Boost for Allies & Morrison proposals as Historic England grants immunity-from-listing certificates
Allies & Morrison’s proposals for the wholescale redevelopment of south London’s Elephant & Castle Shopping Centre have taken a step forward with a decision from Historic England to rule out the listing of key existing buildings.
The government’s heritage watchdog has issued two five-year immunity-from-listing certificates covering the main 1960s shopping centre, the Hannibal House office building above it, and the neighbouing Coronet Theatre.
Also included in the main immunity certificates are two pubs – The Charlie Chaplin and the former Butts pub in Newington Butts, two Victorian buildings next to the Coronet and one of the entrances to the Elephant & Castle Underground Station.
Southwark council’s planning committee narrowly approved the redevelopment of the shopping centre in July – backing developer Delancey’s scheme by a one-vote margin. A meeting of the committee earlier in the year had signalled its intent to refuse the proposals, deferring their decision to allow officers to draw up detailed reasons.

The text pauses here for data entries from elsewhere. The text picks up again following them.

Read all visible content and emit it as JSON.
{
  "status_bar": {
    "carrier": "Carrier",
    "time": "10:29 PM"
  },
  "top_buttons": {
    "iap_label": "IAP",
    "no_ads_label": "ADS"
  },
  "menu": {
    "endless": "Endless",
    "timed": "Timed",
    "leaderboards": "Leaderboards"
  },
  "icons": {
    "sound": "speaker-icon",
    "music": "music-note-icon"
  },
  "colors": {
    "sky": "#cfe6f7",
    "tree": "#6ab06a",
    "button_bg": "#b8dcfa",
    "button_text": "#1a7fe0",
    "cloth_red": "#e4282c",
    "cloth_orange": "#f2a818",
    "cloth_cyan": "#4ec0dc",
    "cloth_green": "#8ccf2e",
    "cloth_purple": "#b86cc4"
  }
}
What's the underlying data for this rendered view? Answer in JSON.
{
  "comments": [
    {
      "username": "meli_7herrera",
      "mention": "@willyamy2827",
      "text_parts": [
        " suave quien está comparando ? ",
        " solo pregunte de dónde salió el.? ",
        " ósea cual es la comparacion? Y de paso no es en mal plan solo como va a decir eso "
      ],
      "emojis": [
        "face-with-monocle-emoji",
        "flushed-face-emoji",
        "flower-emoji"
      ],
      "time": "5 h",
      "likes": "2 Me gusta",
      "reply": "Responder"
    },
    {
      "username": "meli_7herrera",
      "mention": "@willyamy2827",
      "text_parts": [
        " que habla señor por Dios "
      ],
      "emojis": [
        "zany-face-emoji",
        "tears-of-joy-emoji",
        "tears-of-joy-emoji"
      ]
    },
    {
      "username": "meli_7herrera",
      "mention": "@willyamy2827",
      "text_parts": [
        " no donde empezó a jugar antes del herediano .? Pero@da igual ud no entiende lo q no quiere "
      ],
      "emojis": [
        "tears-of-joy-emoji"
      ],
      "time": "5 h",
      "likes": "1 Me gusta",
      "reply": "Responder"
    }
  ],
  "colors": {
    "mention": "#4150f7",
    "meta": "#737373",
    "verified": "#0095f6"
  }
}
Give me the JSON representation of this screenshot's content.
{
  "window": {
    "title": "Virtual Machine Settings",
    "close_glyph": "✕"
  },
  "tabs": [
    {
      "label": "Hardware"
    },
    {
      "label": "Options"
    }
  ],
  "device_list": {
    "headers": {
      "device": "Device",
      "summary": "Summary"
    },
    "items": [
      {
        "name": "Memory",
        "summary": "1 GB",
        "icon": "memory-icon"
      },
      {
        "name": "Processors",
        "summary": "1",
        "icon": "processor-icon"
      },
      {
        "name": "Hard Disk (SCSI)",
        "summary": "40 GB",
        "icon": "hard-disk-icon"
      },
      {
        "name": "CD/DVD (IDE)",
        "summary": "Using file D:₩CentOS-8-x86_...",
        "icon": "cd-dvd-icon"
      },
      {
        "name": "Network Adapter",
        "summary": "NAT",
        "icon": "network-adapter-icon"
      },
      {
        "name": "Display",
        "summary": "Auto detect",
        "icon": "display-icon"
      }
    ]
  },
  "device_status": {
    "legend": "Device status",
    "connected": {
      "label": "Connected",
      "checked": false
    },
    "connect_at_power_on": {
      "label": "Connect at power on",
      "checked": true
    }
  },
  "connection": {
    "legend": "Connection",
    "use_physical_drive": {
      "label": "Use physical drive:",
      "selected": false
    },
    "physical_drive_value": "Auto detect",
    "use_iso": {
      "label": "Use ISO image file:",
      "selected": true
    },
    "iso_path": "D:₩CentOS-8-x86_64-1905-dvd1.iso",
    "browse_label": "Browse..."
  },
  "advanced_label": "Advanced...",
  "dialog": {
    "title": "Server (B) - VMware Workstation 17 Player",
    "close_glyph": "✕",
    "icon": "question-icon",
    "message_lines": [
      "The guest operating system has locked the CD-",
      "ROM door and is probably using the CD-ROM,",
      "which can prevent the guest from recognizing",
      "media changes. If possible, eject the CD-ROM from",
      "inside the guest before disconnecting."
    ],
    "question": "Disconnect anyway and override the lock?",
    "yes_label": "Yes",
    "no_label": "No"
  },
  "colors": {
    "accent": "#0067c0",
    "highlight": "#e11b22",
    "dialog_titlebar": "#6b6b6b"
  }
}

Allies & Morrison’s scheme to redevelop the site includes new shops, offices, education facilities, leisure and entertainment facilities, transport upgrades and almost 1,000 new homes in a scheme that features buildings of up to 35 storeys in height.
However, opponents pointed to the break-up of long-established working-class communities that the regeneration of Elephant & Castle has so far entailed.
Key concerns over the proposals included the low proportion of social-rented homes proposed; the loss of existing social facilities – including a popular bingo hall; and opportunities for existing local traders, many from the Latin American community, to remain in the area post-regeneration.
Campaign group the Twentieth Century Society also objected to the application on the grounds that it required the demolition of the Coronet, which it said boasted a remarkable example of a surviving art deco auditorium and original external features.
Southwark’s development and planning lead Johnson Situ insisted the Allies & Morrison proposals would create a “vibrant new town centre” that would bring “new homes, jobs and opportunities”.
The approved scheme included an “improved” affordable housing offer, which earmarked 35% of the development’s housing – when measured by habitable room – for rent at below market rate.